ISOLATION DIARIES PART 50: NO QUEUES AT THE BAR

‘This is new,’ said my inner monologue. I was approaching a pub I’d been to loads of times before. Only this time, instead of strolling in, hands casually in pockets, I was met with the signs - the new, laminated, bold-print instructions on safely using the Fox and Hounds.


They’re very well organised. A one-way system around the garden, well-spaced tables with large umbrellas, menus and benches; table service with bar staff in posh black masks! Nobody goes to the bar any more; in Coronatown, in 2020, the bar comes to you.


Where was this when I was first figuring out the pub-queuing rules in the 1990s? That mystifying system we had of slowly nudging our way through a sea of tall people’s elbows, leaning confidently on the bar and trying to catch the barman’s eye... would not have been the frustrating puzzle it was had there been table service!
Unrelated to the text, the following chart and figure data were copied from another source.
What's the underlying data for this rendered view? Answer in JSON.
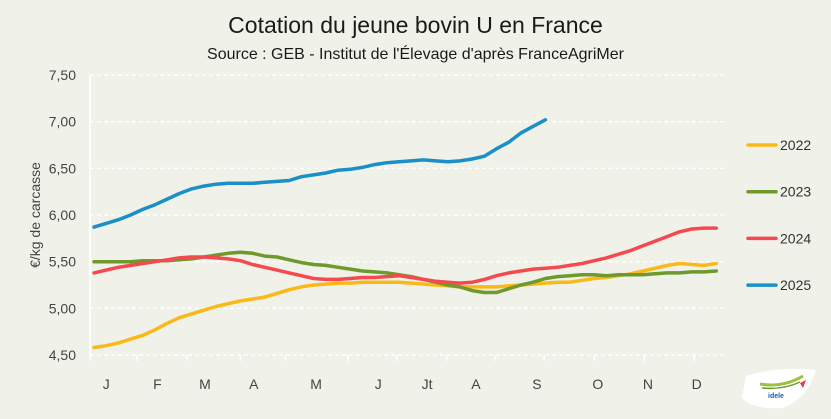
{
  "chart_data": {
    "type": "line",
    "title": "Cotation du jeune bovin U en France",
    "subtitle": "Source : GEB - Institut de l'Élevage d'après FranceAgriMer",
    "ylabel": "€/kg de carcasse",
    "xlabel": "",
    "ylim": [
      4.5,
      7.5
    ],
    "yticks": [
      "4,50",
      "5,00",
      "5,50",
      "6,00",
      "6,50",
      "7,00",
      "7,50"
    ],
    "month_labels": [
      "J",
      "F",
      "M",
      "A",
      "M",
      "J",
      "Jt",
      "A",
      "S",
      "O",
      "N",
      "D"
    ],
    "grid": "horizontal dashed",
    "legend": "right",
    "x_unit": "week",
    "series": [
      {
        "name": "2022",
        "color": "#fbb918",
        "values": [
          4.58,
          4.6,
          4.63,
          4.67,
          4.71,
          4.77,
          4.84,
          4.9,
          4.94,
          4.98,
          5.02,
          5.05,
          5.08,
          5.1,
          5.12,
          5.16,
          5.2,
          5.23,
          5.25,
          5.26,
          5.27,
          5.27,
          5.28,
          5.28,
          5.28,
          5.28,
          5.27,
          5.26,
          5.25,
          5.24,
          5.23,
          5.23,
          5.23,
          5.23,
          5.24,
          5.25,
          5.26,
          5.27,
          5.28,
          5.28,
          5.3,
          5.32,
          5.33,
          5.35,
          5.37,
          5.4,
          5.43,
          5.46,
          5.48,
          5.47,
          5.46,
          5.48
        ]
      },
      {
        "name": "2023",
        "color": "#6e9a2b",
        "values": [
          5.5,
          5.5,
          5.5,
          5.5,
          5.51,
          5.51,
          5.51,
          5.52,
          5.53,
          5.55,
          5.57,
          5.59,
          5.6,
          5.59,
          5.56,
          5.55,
          5.52,
          5.49,
          5.47,
          5.46,
          5.44,
          5.42,
          5.4,
          5.39,
          5.38,
          5.36,
          5.34,
          5.31,
          5.28,
          5.25,
          5.23,
          5.19,
          5.17,
          5.17,
          5.21,
          5.25,
          5.28,
          5.32,
          5.34,
          5.35,
          5.36,
          5.36,
          5.35,
          5.36,
          5.36,
          5.36,
          5.37,
          5.38,
          5.38,
          5.39,
          5.39,
          5.4
        ]
      },
      {
        "name": "2024",
        "color": "#f44a4f",
        "values": [
          5.38,
          5.41,
          5.44,
          5.46,
          5.48,
          5.5,
          5.52,
          5.54,
          5.55,
          5.55,
          5.54,
          5.53,
          5.51,
          5.47,
          5.44,
          5.41,
          5.38,
          5.35,
          5.32,
          5.31,
          5.31,
          5.32,
          5.33,
          5.33,
          5.34,
          5.35,
          5.33,
          5.31,
          5.29,
          5.28,
          5.27,
          5.28,
          5.31,
          5.35,
          5.38,
          5.4,
          5.42,
          5.43,
          5.44,
          5.46,
          5.48,
          5.51,
          5.54,
          5.58,
          5.62,
          5.67,
          5.72,
          5.77,
          5.82,
          5.85,
          5.86,
          5.86
        ]
      },
      {
        "name": "2025",
        "color": "#1a8fc8",
        "values": [
          5.87,
          5.91,
          5.95,
          6.0,
          6.06,
          6.11,
          6.17,
          6.23,
          6.28,
          6.31,
          6.33,
          6.34,
          6.34,
          6.34,
          6.35,
          6.36,
          6.37,
          6.41,
          6.43,
          6.45,
          6.48,
          6.49,
          6.51,
          6.54,
          6.56,
          6.57,
          6.58,
          6.59,
          6.58,
          6.57,
          6.58,
          6.6,
          6.63,
          6.71,
          6.78,
          6.88,
          6.95,
          7.02
        ]
      }
    ]
  },
  "logo_text": "idele"
}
Gone would have been the days of seeing people who were behind you suddenly appear in front of you in the ‘queue’ and trying to figure out how they quantum-tunnelled past you! (And for a nation famed for our queues by the way, the pub is a belting anomaly that no-one ever talks about isn’t it! We queue for the bus simply, linearly, but the  queue for the bar is a melee - either so advanced that it no longer looks like a queue at all, or so primitive that our quest for ‘getting served’ has somehow overwhelmed our traditional queue-logic completely and turned us into a sprawl.)


Anyway that was the old way. No more clutching a tenner in a sweaty palm while you’re being shunted about by the crowd, all angling to rest a victorious hand on the wood, or a precious foot on the gold pipe that runs beneath.
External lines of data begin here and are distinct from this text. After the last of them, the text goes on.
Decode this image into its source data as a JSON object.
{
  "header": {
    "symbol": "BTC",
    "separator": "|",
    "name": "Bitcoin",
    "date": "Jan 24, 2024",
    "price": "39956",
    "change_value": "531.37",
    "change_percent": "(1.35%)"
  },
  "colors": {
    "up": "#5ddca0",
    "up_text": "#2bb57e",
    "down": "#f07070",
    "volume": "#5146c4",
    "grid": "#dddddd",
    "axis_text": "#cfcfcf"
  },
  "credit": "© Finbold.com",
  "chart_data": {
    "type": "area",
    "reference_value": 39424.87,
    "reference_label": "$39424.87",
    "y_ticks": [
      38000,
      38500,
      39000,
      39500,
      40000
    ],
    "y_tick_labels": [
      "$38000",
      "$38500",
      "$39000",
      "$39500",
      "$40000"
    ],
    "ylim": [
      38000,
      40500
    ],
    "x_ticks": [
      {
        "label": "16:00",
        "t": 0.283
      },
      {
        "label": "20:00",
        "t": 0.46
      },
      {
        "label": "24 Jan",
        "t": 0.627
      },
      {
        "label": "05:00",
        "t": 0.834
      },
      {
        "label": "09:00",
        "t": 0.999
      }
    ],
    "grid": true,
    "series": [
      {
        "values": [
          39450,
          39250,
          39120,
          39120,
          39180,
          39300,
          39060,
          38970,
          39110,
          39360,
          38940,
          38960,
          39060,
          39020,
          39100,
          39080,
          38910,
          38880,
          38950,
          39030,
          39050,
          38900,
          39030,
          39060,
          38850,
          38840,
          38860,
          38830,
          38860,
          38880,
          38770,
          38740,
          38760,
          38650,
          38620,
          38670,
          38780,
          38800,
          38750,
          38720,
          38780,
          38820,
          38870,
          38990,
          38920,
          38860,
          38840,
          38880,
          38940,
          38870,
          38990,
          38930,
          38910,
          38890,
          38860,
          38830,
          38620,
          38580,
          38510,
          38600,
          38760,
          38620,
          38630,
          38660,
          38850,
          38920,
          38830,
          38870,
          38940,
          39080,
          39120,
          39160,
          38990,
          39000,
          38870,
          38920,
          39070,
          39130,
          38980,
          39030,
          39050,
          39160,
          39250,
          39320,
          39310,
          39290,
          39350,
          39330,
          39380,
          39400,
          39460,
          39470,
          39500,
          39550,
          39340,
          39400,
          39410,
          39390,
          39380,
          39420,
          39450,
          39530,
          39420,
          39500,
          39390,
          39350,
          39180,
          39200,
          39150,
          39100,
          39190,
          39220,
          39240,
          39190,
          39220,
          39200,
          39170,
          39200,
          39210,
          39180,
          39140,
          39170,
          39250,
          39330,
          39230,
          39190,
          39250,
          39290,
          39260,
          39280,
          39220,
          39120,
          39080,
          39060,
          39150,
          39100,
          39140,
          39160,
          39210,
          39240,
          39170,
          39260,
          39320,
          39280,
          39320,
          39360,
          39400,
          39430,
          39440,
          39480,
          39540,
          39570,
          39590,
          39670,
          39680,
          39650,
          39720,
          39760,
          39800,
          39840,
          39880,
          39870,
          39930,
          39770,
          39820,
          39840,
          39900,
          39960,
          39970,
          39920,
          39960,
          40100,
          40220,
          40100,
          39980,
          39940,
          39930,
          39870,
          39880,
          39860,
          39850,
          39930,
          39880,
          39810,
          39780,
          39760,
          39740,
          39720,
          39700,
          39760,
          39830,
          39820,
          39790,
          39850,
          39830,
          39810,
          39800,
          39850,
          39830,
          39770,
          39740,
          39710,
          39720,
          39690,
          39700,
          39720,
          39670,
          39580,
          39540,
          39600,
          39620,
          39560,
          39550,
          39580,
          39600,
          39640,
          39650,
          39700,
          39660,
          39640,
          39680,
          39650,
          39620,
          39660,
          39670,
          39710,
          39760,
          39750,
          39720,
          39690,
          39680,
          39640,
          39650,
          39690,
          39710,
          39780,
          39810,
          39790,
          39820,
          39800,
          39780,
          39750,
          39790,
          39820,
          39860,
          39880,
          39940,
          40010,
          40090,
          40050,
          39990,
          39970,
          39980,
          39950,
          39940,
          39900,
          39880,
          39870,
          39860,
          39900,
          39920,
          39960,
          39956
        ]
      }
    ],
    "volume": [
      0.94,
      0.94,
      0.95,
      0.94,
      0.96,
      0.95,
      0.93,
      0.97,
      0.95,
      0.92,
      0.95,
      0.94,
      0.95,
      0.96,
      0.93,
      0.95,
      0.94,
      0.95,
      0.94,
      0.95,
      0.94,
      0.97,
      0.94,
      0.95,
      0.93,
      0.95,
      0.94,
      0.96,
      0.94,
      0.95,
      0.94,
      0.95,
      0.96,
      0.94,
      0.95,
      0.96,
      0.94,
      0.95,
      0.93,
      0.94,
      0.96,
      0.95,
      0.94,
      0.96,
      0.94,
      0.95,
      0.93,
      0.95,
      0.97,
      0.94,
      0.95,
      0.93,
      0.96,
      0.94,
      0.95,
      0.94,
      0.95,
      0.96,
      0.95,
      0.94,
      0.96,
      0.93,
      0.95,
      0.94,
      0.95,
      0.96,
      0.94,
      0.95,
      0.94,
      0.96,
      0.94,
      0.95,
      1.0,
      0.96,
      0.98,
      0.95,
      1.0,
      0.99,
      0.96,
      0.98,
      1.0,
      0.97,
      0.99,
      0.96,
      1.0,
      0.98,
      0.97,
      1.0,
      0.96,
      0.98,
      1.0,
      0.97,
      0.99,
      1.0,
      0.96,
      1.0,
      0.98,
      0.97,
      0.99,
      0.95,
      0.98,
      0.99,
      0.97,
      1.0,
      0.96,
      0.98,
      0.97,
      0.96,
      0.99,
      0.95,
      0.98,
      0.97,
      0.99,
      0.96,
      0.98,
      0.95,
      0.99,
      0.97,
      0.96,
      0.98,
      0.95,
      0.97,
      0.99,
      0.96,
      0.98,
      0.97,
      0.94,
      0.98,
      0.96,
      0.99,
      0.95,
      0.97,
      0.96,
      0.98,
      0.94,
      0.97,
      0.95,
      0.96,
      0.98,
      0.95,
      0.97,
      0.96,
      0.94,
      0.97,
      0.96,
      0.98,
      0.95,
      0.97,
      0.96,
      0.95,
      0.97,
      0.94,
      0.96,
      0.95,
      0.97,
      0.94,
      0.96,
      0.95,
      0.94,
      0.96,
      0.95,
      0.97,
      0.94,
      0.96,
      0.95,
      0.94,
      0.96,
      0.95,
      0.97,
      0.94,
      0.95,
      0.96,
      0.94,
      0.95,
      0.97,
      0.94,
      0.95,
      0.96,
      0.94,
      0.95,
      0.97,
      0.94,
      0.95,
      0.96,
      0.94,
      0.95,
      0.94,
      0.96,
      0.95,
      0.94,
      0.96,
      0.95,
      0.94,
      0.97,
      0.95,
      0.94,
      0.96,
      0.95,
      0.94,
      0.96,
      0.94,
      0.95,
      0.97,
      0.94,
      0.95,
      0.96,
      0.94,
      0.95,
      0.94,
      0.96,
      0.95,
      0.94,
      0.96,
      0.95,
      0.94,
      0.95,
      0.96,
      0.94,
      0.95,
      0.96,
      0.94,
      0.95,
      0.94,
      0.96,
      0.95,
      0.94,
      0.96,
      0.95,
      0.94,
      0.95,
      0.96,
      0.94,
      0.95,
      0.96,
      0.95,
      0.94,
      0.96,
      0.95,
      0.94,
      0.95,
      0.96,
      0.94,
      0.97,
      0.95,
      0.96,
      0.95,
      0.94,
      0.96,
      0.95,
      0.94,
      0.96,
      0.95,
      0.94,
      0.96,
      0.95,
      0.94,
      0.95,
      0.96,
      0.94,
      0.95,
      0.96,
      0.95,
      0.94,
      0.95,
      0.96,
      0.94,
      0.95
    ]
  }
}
And what about having to lean across, to shout your order into the raised eyebrow of the staff because the music’s enormous? I used to have to heave myself up on my elbows, over the bar like a child, feet dangling and everything.


“Pint of coke, no ice,” I’d say. The bartender would cup his ears and mouth the word ‘what?’
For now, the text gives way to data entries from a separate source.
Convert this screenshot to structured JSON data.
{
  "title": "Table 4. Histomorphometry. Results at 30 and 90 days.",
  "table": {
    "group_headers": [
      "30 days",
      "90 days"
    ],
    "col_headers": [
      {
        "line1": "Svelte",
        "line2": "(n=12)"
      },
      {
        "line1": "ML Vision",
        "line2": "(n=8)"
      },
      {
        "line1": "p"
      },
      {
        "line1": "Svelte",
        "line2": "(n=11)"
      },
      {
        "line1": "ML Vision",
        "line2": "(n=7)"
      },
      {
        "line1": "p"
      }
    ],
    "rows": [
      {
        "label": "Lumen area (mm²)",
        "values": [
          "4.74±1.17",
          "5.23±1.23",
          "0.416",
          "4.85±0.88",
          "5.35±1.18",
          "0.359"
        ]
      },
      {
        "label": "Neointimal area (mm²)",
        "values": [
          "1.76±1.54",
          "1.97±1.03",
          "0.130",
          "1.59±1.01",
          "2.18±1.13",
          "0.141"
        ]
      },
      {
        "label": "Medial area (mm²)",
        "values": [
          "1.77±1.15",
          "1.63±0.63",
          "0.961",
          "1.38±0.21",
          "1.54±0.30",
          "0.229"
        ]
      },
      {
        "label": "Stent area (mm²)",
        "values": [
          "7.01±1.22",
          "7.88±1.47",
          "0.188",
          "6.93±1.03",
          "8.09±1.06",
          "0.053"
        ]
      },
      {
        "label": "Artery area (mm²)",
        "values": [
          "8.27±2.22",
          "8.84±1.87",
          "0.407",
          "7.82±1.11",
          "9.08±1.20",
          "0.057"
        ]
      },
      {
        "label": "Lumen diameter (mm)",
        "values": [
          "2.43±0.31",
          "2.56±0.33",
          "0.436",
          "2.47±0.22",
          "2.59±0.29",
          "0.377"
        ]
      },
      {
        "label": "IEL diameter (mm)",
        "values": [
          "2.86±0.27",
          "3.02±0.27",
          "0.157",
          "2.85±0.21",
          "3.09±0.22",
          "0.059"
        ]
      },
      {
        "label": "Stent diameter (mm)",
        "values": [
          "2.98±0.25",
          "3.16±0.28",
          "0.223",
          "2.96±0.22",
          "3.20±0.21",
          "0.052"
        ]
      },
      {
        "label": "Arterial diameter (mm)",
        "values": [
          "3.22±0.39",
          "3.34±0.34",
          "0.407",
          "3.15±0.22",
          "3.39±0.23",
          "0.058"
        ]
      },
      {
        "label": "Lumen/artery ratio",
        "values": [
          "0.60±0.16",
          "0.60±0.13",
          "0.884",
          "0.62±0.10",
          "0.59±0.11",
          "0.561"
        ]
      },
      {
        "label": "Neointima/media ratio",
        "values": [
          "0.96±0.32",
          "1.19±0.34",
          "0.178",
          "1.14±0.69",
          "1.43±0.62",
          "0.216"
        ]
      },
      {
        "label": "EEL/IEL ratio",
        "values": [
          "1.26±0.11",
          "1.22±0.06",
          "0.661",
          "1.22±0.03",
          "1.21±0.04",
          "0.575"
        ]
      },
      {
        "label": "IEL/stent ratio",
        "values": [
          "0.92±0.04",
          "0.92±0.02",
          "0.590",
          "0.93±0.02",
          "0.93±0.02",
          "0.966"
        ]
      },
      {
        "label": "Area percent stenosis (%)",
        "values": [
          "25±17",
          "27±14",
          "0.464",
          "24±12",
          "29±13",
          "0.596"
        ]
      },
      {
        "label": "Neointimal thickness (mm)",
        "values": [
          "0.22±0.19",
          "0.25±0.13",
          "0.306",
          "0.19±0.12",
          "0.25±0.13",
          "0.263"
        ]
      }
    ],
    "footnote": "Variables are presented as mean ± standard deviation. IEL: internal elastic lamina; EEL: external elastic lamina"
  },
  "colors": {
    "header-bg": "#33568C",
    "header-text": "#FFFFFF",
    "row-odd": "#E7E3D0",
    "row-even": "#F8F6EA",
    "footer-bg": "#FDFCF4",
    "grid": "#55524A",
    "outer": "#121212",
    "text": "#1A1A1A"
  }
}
I’d invariably end up with some purple concoction. At one particular pub in Bath, the cider I’d found I’d accidentally ordered (according the system) glowed in the dark.


Yeah all that’s different now. It’s civilised and simple. A man who looked like Zorro showed me to a garden table with a Kronenburg umbrella, and I ordered an orange juice. I didn’t go inside once the whole time. There he was with a pad and a pencil like a springer spaniel.


It’s sad I guess, going to places that used to feel freer. But for now we all get that it’s necessary. I do hope I get to live in a world where the old English pub is back to normal though, some day.